If your platform strands an agent mid-task, it doesn't matter how clean your llms.txt is. You gave the agent access to a house with no doors between rooms.

Why Stripe Projects Is the Tip of the Spear

Lauren's post lays out three reasons we partnered with Stripe: reliability as a default at setup time, agent-ready design, and secure key custody. I want to add a fourth.

Stripe Projects is the first time durability shows up in the critical path of stack setup.

Before now, you could provision your auth, your analytics, your database, your compute, and ship something. Durability was something you added after your first outage. The tooling existed (we build it), but it was never on the default stack-setup list.

Stripe Projects puts Inngest in that default list. Stripe independently concluded that the agents using this protocol are going to build things that need to survive production, and the protocol should surface the layer that makes that possible.

That's Pillar 4 being treated as non-optional infrastructure. For the first time.

Look at who Stripe picked as launch partners. Vercel and Cloudflare for hosting. Supabase and Neon for database. Clerk for auth. PostHog and Amplitude for analytics. Inngest for durability. That's a category leader from every layer an agent will reach for, all showing up to the same launch. You don't get a lineup like that by accident. You get it when the companies closest to the workload have independently concluded the workload has changed.

Orchestration made the cut. Pillar 4 is sitting in the core stack next to auth, hosting, database, and analytics, which tells you where the center of gravity is moving.

"If you're building with agents, it's important to start with orchestration that is flexible enough to evolve with your needs over time. It's the hardest thing to change, so choosing something too rigid can restrict how fast you can change as models and patterns improve over time."

Dan Farrelly, co-founder & CTO, Inngest

What Still Has to Exist

Projects solves the provisioning problem. It doesn't solve the rest of AX.

Pillar 4 still needs this, loud enough that I'd write the definitive piece on each if I had a year:

  • AX observability. How do you measure agent health? What does an agent's usage pattern tell you about friction in your platform? I have not seen a good answer.
  • Reliability contracts. A technical vocabulary for what platforms promise agents mid-task, the way HTTP status codes became a contract.
  • Cross-platform state. When agents span multiple services (Stripe provisions, Inngest orchestrates, an LLM reasons, a vector DB remembers), who owns the thread that makes the whole thing coherent?

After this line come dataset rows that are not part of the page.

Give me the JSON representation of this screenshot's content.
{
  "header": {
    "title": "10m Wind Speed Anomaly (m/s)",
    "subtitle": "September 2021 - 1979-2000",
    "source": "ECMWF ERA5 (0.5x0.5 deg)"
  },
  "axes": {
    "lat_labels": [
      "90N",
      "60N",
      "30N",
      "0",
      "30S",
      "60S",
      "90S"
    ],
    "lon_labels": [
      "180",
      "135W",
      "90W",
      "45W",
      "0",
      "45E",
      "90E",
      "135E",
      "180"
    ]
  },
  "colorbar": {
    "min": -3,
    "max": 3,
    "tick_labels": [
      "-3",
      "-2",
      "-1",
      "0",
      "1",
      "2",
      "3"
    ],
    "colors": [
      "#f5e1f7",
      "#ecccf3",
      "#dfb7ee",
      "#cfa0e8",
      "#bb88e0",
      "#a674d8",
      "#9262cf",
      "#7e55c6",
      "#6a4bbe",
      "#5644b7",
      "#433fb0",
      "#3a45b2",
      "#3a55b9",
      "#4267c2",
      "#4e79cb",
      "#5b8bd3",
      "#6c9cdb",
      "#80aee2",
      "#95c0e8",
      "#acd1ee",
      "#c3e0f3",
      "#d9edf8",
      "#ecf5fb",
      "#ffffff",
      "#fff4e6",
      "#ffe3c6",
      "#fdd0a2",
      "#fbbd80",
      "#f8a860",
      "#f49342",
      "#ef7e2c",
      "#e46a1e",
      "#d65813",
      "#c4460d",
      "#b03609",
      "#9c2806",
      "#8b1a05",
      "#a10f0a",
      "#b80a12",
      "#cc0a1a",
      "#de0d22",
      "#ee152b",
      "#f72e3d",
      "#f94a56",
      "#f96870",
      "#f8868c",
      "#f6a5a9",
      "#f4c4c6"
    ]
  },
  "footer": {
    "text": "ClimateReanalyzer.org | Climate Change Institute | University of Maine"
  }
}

These are wide-open questions. The answers will shape how the next wave of agent infrastructure gets built.

Why I Took This Job

A few days ago I published a longer piece on why I joined Inngest as their first DevRel hire. The short version: the career arc I've been on, from API design to API reliability to API-ready-for-agents, landed me at the exact company solving the hardest unsolved AX problem. Pillar 4 is where the work is, and Inngest is where the tools to do it already exist.

Stripe Projects validates the bet. The most sophisticated agent-first protocol shipped to date assumes durability is part of the stack. That's Pillar 4 going from "nobody defines it" to "nobody ships without it," and it's happening faster than I expected when I signed the offer.

If you're building for agents, or on a platform that agents consume, run this test.

Go watch an agent run a twenty-step workflow on your platform. Let step fourteen fail. What happens next is your AX, measured honestly.